PANTAU LAMPUNG- Krisis yang melibatkan Yayasan Siger dan DPRD Kota Bandar Lampung belakangan ini menjadi sorotan tajam publik. Persoalan ini mencuat akibat dugaan adanya ketidaktransparanan dalam pengelolaan sekolah yang berada di bawah naungan yayasan tersebut. Situasi ini semakin kompleks setelah muncul wacana bahwa DPRD dapat menyeret Ketua Yayasan serta pihak kepala sekolah ke ranah hukum apabila terbukti ada pelanggaran serius.
Sejumlah pakar hukum menilai, DPRD tidak boleh gegabah dalam menyikapi isu ini. Langkah investigasi yang terburu-buru tanpa memperhatikan prosedur hukum berpotensi menimbulkan kerugian lebih besar, bukan hanya bagi pihak yayasan, melainkan juga bagi dunia pendidikan di Lampung secara keseluruhan. Oleh karena itu, DPRD dituntut untuk bertindak profesional, melakukan kajian komprehensif, dan tidak terjebak pada tekanan opini publik semata.
Pakar hukum juga menekankan pentingnya memisahkan ranah politik dan hukum. DPRD memang memiliki kewenangan melakukan fungsi pengawasan, namun jika masalah yang dihadapi masuk kategori tindak pidana, penyelesaiannya harus diserahkan kepada aparat penegak hukum seperti kepolisian atau kejaksaan. Langkah ini diperlukan untuk menghindari bias politik yang dapat merusak integritas lembaga legislatif sekaligus menjaga agar proses hukum tetap berjalan objektif.
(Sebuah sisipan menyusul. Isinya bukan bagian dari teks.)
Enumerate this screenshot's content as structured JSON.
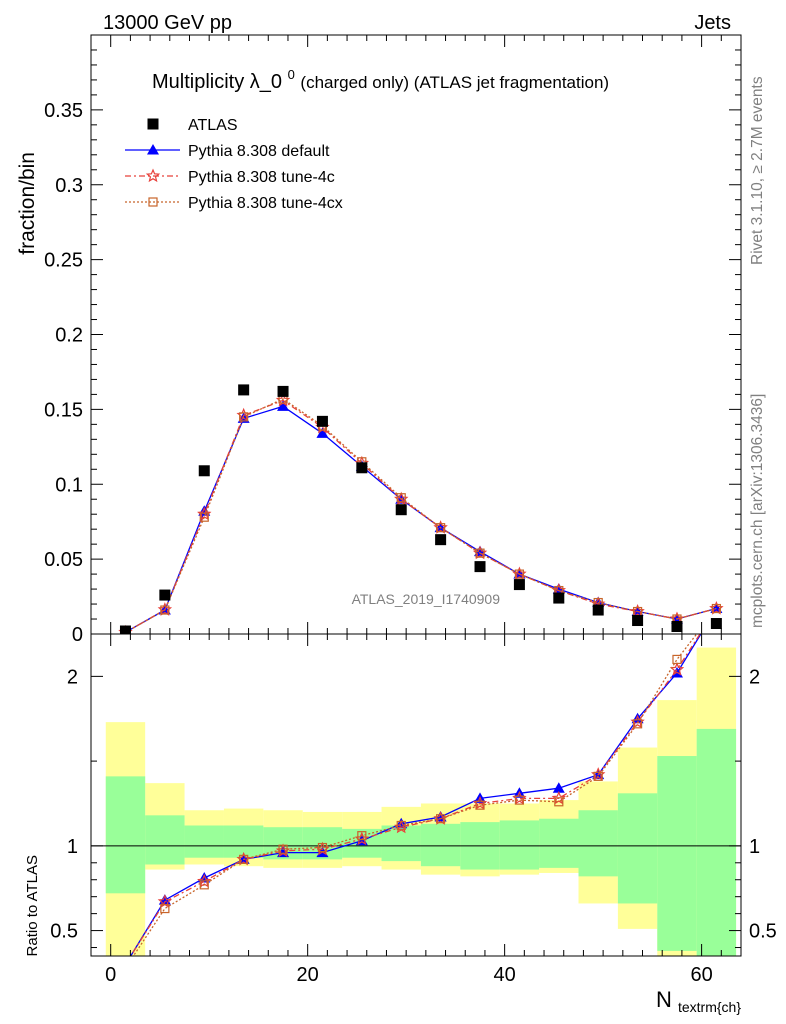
{
  "header": {
    "left": "13000 GeV pp",
    "right": "Jets"
  },
  "side": {
    "top": "Rivet 3.1.10, ≥ 2.7M events",
    "bottom": "mcplots.cern.ch [arXiv:1306.3436]"
  },
  "plot": {
    "title_main": "Multiplicity λ_0",
    "title_sup": "0",
    "title_rest": " (charged only) (ATLAS jet fragmentation)",
    "ylabel_top": "fraction/bin",
    "ylabel_bottom": "Ratio to ATLAS",
    "xlabel_main": "N",
    "xlabel_sub": "textrm{ch}",
    "watermark": "ATLAS_2019_I1740909"
  },
  "colors": {
    "atlas": "#000000",
    "default": "#0000ff",
    "tune4c": "#e8403a",
    "tune4cx": "#c8642a",
    "band_inner": "#99ff99",
    "band_outer": "#ffff99"
  },
  "chart_data": {
    "type": "line",
    "x": [
      1.5,
      5.5,
      9.5,
      13.5,
      17.5,
      21.5,
      25.5,
      29.5,
      33.5,
      37.5,
      41.5,
      45.5,
      49.5,
      53.5,
      57.5,
      61.5
    ],
    "bin_edges": [
      -0.5,
      3.5,
      7.5,
      11.5,
      15.5,
      19.5,
      23.5,
      27.5,
      31.5,
      35.5,
      39.5,
      43.5,
      47.5,
      51.5,
      55.5,
      59.5,
      63.5
    ],
    "xlim": [
      -2,
      64
    ],
    "xticks": [
      0,
      20,
      40,
      60
    ],
    "top": {
      "ylim": [
        0,
        0.4
      ],
      "yticks": [
        0,
        0.05,
        0.1,
        0.15,
        0.2,
        0.25,
        0.3,
        0.35
      ],
      "ytick_labels": [
        "0",
        "0.05",
        "0.1",
        "0.15",
        "0.2",
        "0.25",
        "0.3",
        "0.35"
      ]
    },
    "bottom": {
      "ylim": [
        0.35,
        2.25
      ],
      "yticks": [
        0.5,
        1,
        2
      ],
      "ytick_labels": [
        "0.5",
        "1",
        "2"
      ]
    },
    "series": [
      {
        "name": "ATLAS",
        "marker": "square",
        "values": [
          0.002,
          0.026,
          0.109,
          0.163,
          0.162,
          0.142,
          0.111,
          0.083,
          0.063,
          0.045,
          0.033,
          0.024,
          0.016,
          0.009,
          0.005,
          0.007
        ]
      },
      {
        "name": "Pythia 8.308 default",
        "marker": "triangle",
        "values": [
          0.0012,
          0.016,
          0.082,
          0.144,
          0.152,
          0.134,
          0.112,
          0.09,
          0.071,
          0.055,
          0.04,
          0.03,
          0.021,
          0.015,
          0.01,
          0.017
        ],
        "ratio": [
          0.3,
          0.68,
          0.81,
          0.92,
          0.96,
          0.96,
          1.03,
          1.13,
          1.17,
          1.28,
          1.31,
          1.34,
          1.42,
          1.75,
          2.02,
          2.4
        ]
      },
      {
        "name": "Pythia 8.308 tune-4c",
        "marker": "star",
        "values": [
          0.0011,
          0.0162,
          0.08,
          0.146,
          0.156,
          0.138,
          0.114,
          0.09,
          0.071,
          0.054,
          0.04,
          0.029,
          0.02,
          0.015,
          0.01,
          0.017
        ],
        "ratio": [
          0.3,
          0.67,
          0.79,
          0.92,
          0.97,
          0.98,
          1.04,
          1.11,
          1.16,
          1.25,
          1.28,
          1.28,
          1.42,
          1.73,
          2.04,
          2.4
        ]
      },
      {
        "name": "Pythia 8.308 tune-4cx",
        "marker": "open-square",
        "values": [
          0.0011,
          0.016,
          0.078,
          0.145,
          0.157,
          0.139,
          0.115,
          0.091,
          0.071,
          0.054,
          0.04,
          0.029,
          0.021,
          0.015,
          0.01,
          0.017
        ],
        "ratio": [
          0.28,
          0.63,
          0.77,
          0.92,
          0.98,
          0.99,
          1.06,
          1.12,
          1.16,
          1.24,
          1.27,
          1.26,
          1.41,
          1.72,
          2.1,
          2.4
        ]
      }
    ],
    "uncertainty_band": {
      "inner": {
        "lo": [
          0.72,
          0.89,
          0.93,
          0.93,
          0.92,
          0.92,
          0.93,
          0.91,
          0.88,
          0.86,
          0.86,
          0.87,
          0.82,
          0.66,
          0.38,
          0.33
        ],
        "hi": [
          1.41,
          1.18,
          1.12,
          1.12,
          1.11,
          1.11,
          1.1,
          1.12,
          1.13,
          1.14,
          1.15,
          1.16,
          1.21,
          1.31,
          1.53,
          1.69
        ]
      },
      "outer": {
        "lo": [
          0.33,
          0.86,
          0.89,
          0.88,
          0.87,
          0.87,
          0.88,
          0.86,
          0.83,
          0.82,
          0.83,
          0.84,
          0.66,
          0.51,
          0.33,
          0.33
        ],
        "hi": [
          1.73,
          1.37,
          1.21,
          1.22,
          1.21,
          1.2,
          1.2,
          1.23,
          1.25,
          1.25,
          1.25,
          1.27,
          1.38,
          1.58,
          1.86,
          2.17
        ]
      }
    }
  }
}
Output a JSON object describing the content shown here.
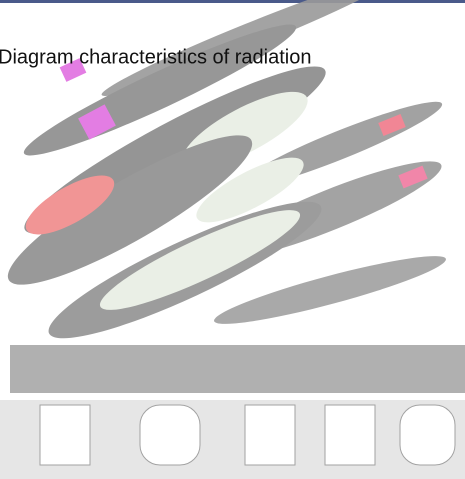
{
  "caption": "Diagram characteristics of radiation"
}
Selain itu, isu ini dinilai dapat menjadi momentum untuk mengevaluasi tata kelola yayasan pendidikan di Lampung. Banyak sekolah swasta bergantung pada yayasan sebagai pengelola, namun regulasi serta pengawasannya sering kali longgar. Jika tata kelola tidak diperbaiki, bukan tidak mungkin masalah serupa kembali mencuat di kemudian hari. Transparansi anggaran, akuntabilitas pengelolaan, serta profesionalisme manajemen pendidikan menjadi hal mendesak untuk diperkuat.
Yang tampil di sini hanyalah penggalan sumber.